Criminal

Unlawful Possession of a Weapon Part 3

Now, so we’ve talked about whether or not something is intrinsic or extrinsic. That was the first of the four elements. The second one is ‘relevance’. Now listen to this, ok? We know that they can’t put in propensity evidence. This is from Beechum. The extrinsic offense is relevant to an issue other than propensity because it lessens the likelihood that the defendant committed the charged offense with innocent intent. Really? Ok! What I’m having difficulty understanding is how is that different from propensity? It’s really, the distinction is almost difficult meaningless. You know point that out, when you’re arguing this to a judge or better yet; ask the judge to require that the prosecutor explain the difference between propensity to intend and propensity to commit!

You know there’s a really descent in Beechum which I just love and I’ll be quoting it throughout but it says,” the majority opinion would change the rule from a total bar of the evidence which we had under Broadway to a balancing test substantially waited in favor of admissibility and this is the language that I like. Simply because a judge metaphysically classifies a question as; propensity to intend rather than propensity to commit! And these are just; these are just fine distinctions that there is no righter right answer. I can’t give you a magic key to know what to tell the judge but I can tell you beware of this. the distinction is so fine that it’s just a matter of whether or not you can, you can argue your case better than the prosecutor can? Or, make the prosecutor step up to the plate and make him explain the difference between these two things. It’s pretty hard to. One could argue I suppose, that propensity is something that you carry around inside of your head all through life that is just part of your personality. One could argue that, intent on the other hand is just something that you had in your head in that particular moment and time. I suppose that’s a logical argument but, it’s pretty fine distinction. So be aware of that.

So, the balancing! In order to be admitted… that was relevance now we’re going to third part; the balancing part! In order to be admitted the probative value, now listen to this language, it sure sounds unnecessarily complicated; must not be substantially outweighs by its undue prejudice. What does that mean? In order to be admitted it must not be; translated into, it will be admitted unless the undue prejudice substantially outweighs probative value. That means that clearly the rule is geared the default position of the rule, of the balancing part of the rule is to let it in. As long as there’s a nexus, a logical nexus of some kind the default position of the balancing test is to let it in according to this language. It must not be substantially outweighed. It’s kind of a weird way to write it but that’s what it really means.
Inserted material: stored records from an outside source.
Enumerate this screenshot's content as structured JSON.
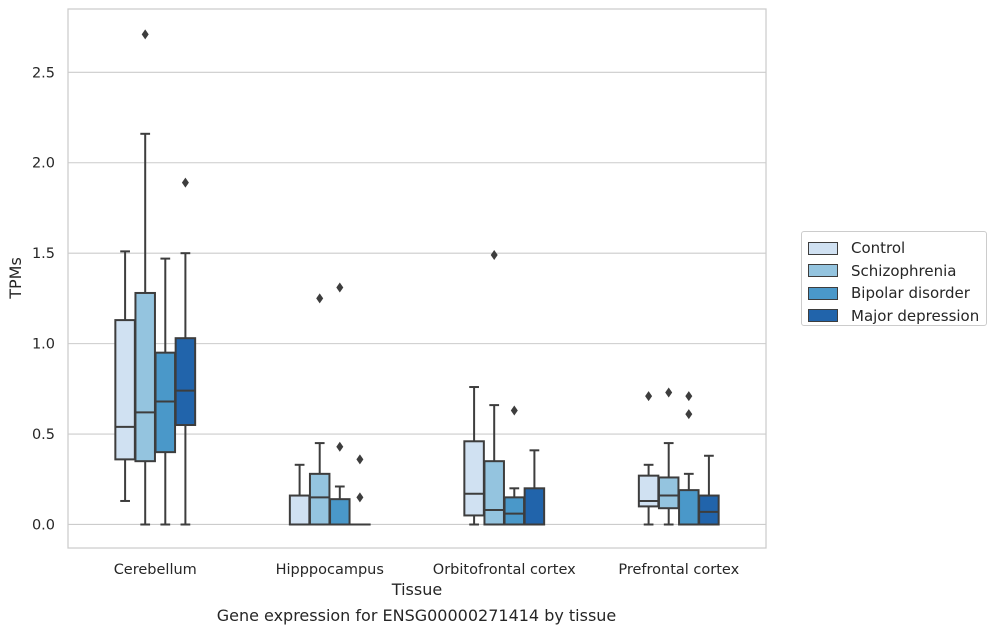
{
  "chart_data": {
    "type": "box",
    "xlabel": "Tissue",
    "ylabel": "TPMs",
    "caption": "Gene expression for ENSG00000271414 by tissue",
    "ylim": [
      -0.13,
      2.85
    ],
    "yticks": [
      0.0,
      0.5,
      1.0,
      1.5,
      2.0,
      2.5
    ],
    "ytick_labels": [
      "0.0",
      "0.5",
      "1.0",
      "1.5",
      "2.0",
      "2.5"
    ],
    "grid": true,
    "legend_position": "right",
    "categories": [
      "Cerebellum",
      "Hipppocampus",
      "Orbitofrontal cortex",
      "Prefrontal cortex"
    ],
    "series": [
      {
        "name": "Control",
        "color": "#d0e1f2",
        "boxes": [
          {
            "whislo": 0.13,
            "q1": 0.36,
            "med": 0.54,
            "q3": 1.13,
            "whishi": 1.51,
            "fliers": []
          },
          {
            "whislo": 0.0,
            "q1": 0.0,
            "med": 0.0,
            "q3": 0.16,
            "whishi": 0.33,
            "fliers": []
          },
          {
            "whislo": 0.0,
            "q1": 0.05,
            "med": 0.17,
            "q3": 0.46,
            "whishi": 0.76,
            "fliers": []
          },
          {
            "whislo": 0.0,
            "q1": 0.1,
            "med": 0.13,
            "q3": 0.27,
            "whishi": 0.33,
            "fliers": [
              0.71
            ]
          }
        ]
      },
      {
        "name": "Schizophrenia",
        "color": "#94c4df",
        "boxes": [
          {
            "whislo": 0.0,
            "q1": 0.35,
            "med": 0.62,
            "q3": 1.28,
            "whishi": 2.16,
            "fliers": [
              2.71
            ]
          },
          {
            "whislo": 0.0,
            "q1": 0.0,
            "med": 0.15,
            "q3": 0.28,
            "whishi": 0.45,
            "fliers": [
              1.25
            ]
          },
          {
            "whislo": 0.0,
            "q1": 0.0,
            "med": 0.08,
            "q3": 0.35,
            "whishi": 0.66,
            "fliers": [
              1.49
            ]
          },
          {
            "whislo": 0.0,
            "q1": 0.09,
            "med": 0.16,
            "q3": 0.26,
            "whishi": 0.45,
            "fliers": [
              0.73
            ]
          }
        ]
      },
      {
        "name": "Bipolar disorder",
        "color": "#4a98c9",
        "boxes": [
          {
            "whislo": 0.0,
            "q1": 0.4,
            "med": 0.68,
            "q3": 0.95,
            "whishi": 1.47,
            "fliers": []
          },
          {
            "whislo": 0.0,
            "q1": 0.0,
            "med": 0.0,
            "q3": 0.14,
            "whishi": 0.21,
            "fliers": [
              1.31,
              0.43
            ]
          },
          {
            "whislo": 0.0,
            "q1": 0.0,
            "med": 0.06,
            "q3": 0.15,
            "whishi": 0.2,
            "fliers": [
              0.63
            ]
          },
          {
            "whislo": 0.0,
            "q1": 0.0,
            "med": 0.0,
            "q3": 0.19,
            "whishi": 0.28,
            "fliers": [
              0.71,
              0.61
            ]
          }
        ]
      },
      {
        "name": "Major depression",
        "color": "#2164ab",
        "boxes": [
          {
            "whislo": 0.0,
            "q1": 0.55,
            "med": 0.74,
            "q3": 1.03,
            "whishi": 1.5,
            "fliers": [
              1.89
            ]
          },
          {
            "whislo": 0.0,
            "q1": 0.0,
            "med": 0.0,
            "q3": 0.0,
            "whishi": 0.0,
            "fliers": [
              0.36,
              0.15
            ]
          },
          {
            "whislo": 0.0,
            "q1": 0.0,
            "med": 0.0,
            "q3": 0.2,
            "whishi": 0.41,
            "fliers": []
          },
          {
            "whislo": 0.0,
            "q1": 0.0,
            "med": 0.07,
            "q3": 0.16,
            "whishi": 0.38,
            "fliers": []
          }
        ]
      }
    ]
  }
}
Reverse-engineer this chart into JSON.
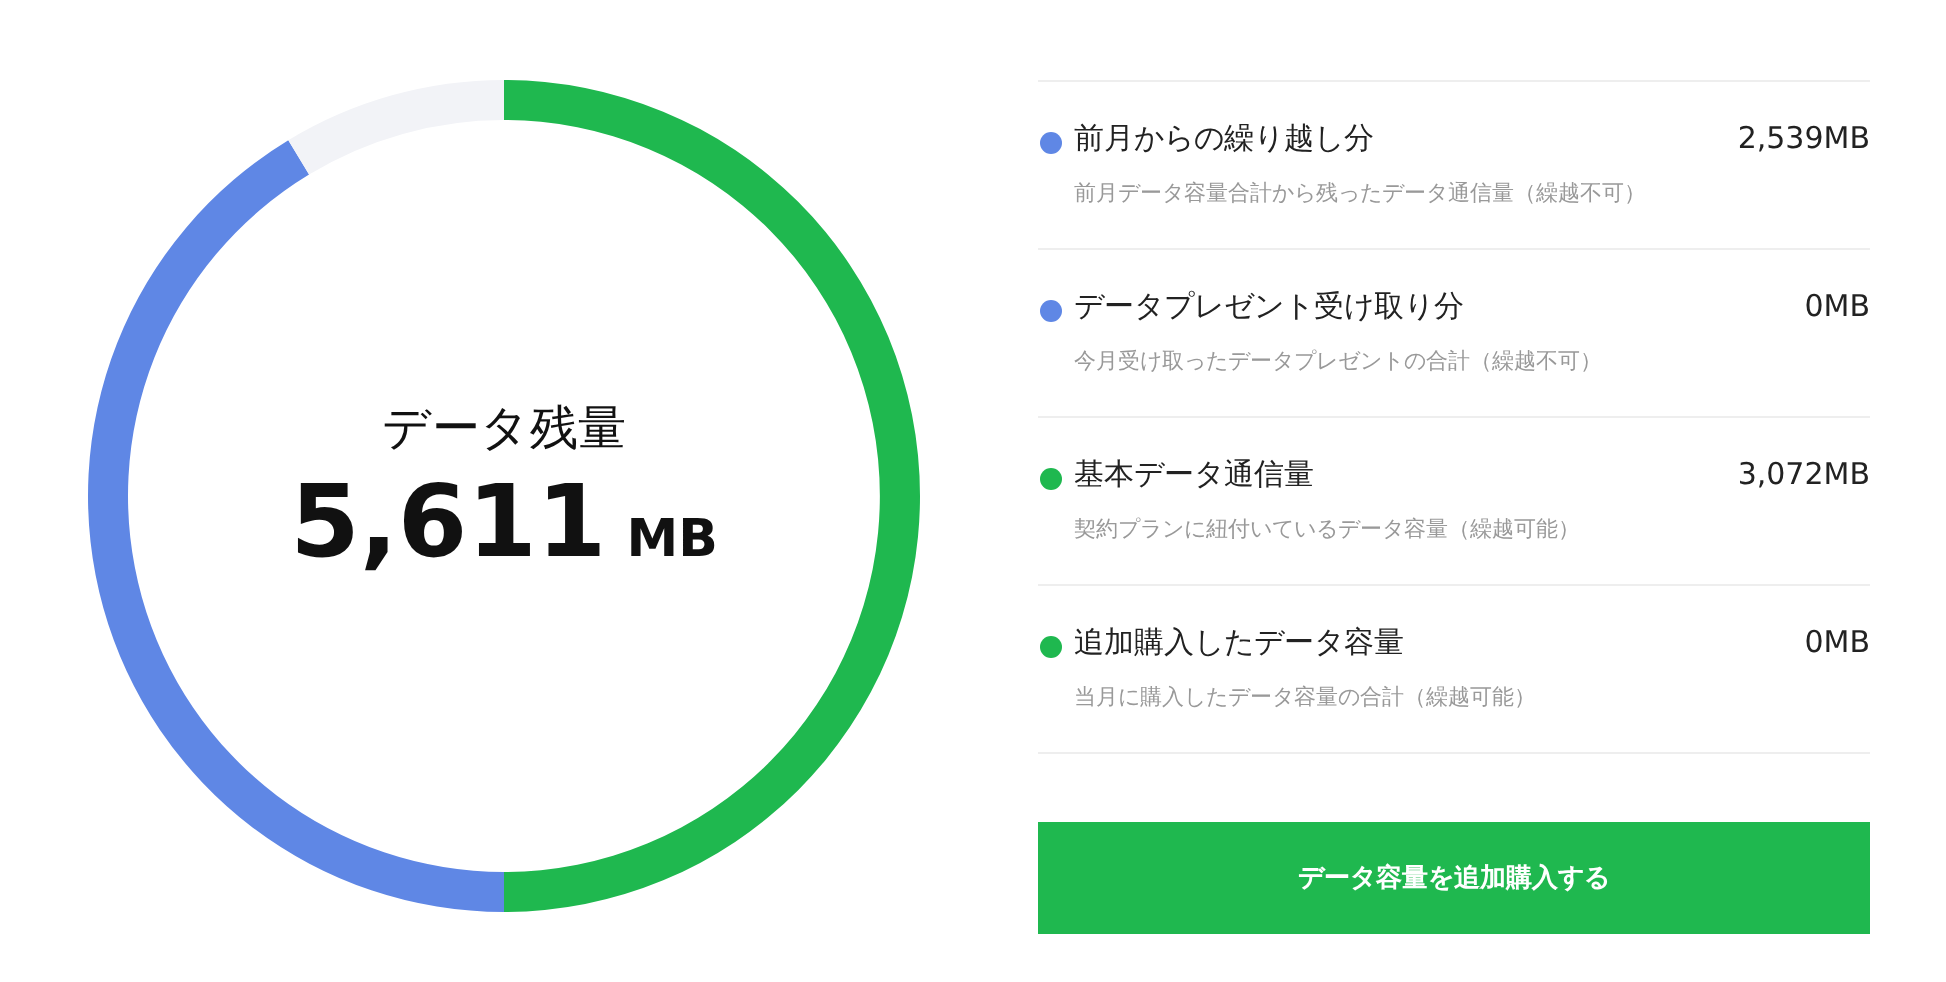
{
  "chart_data": {
    "type": "donut",
    "categories": [
      "前月からの繰り越し分",
      "データプレゼント受け取り分",
      "基本データ通信量",
      "追加購入したデータ容量",
      null
    ],
    "values": [
      2539,
      0,
      3072,
      0,
      533
    ],
    "colors": [
      "#5f87e5",
      "#5f87e5",
      "#1fb84f",
      "#1fb84f",
      "#f2f3f7"
    ],
    "value_labels": [
      "2,539MB",
      "0MB",
      "3,072MB",
      "0MB",
      null
    ],
    "legend": "right",
    "annotations": [
      "データ残量",
      "5,611 MB",
      "前月データ容量合計から残ったデータ通信量（繰越不可）",
      "今月受け取ったデータプレゼントの合計（繰越不可）",
      "契約プランに紐付いているデータ容量（繰越可能）",
      "当月に購入したデータ容量の合計（繰越可能）",
      "データ容量を追加購入する"
    ]
  }
}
Another way to understand it is ask the question in a different way. If you ask the question in a different way, if you ask yourself,” well what if the probative value and the undue prejudice what if they’re equal! Than what?” Well under 404, if they are equal, the extraneous evidence comes in. Now compare that to for example; rule 609 the impeachment rule. If the undue prejudice and the probative value are equal under 609, it doesn’t necessarily come in. Another way to understand this balancing test is; what if they’re equal? If they’re equal under 404B the extraneous evidenced comes in. So basically once you get to the balancing test you’re kinda behind the eight ball. So, try to avoid the balancing test by arguing that there’s no nexus first.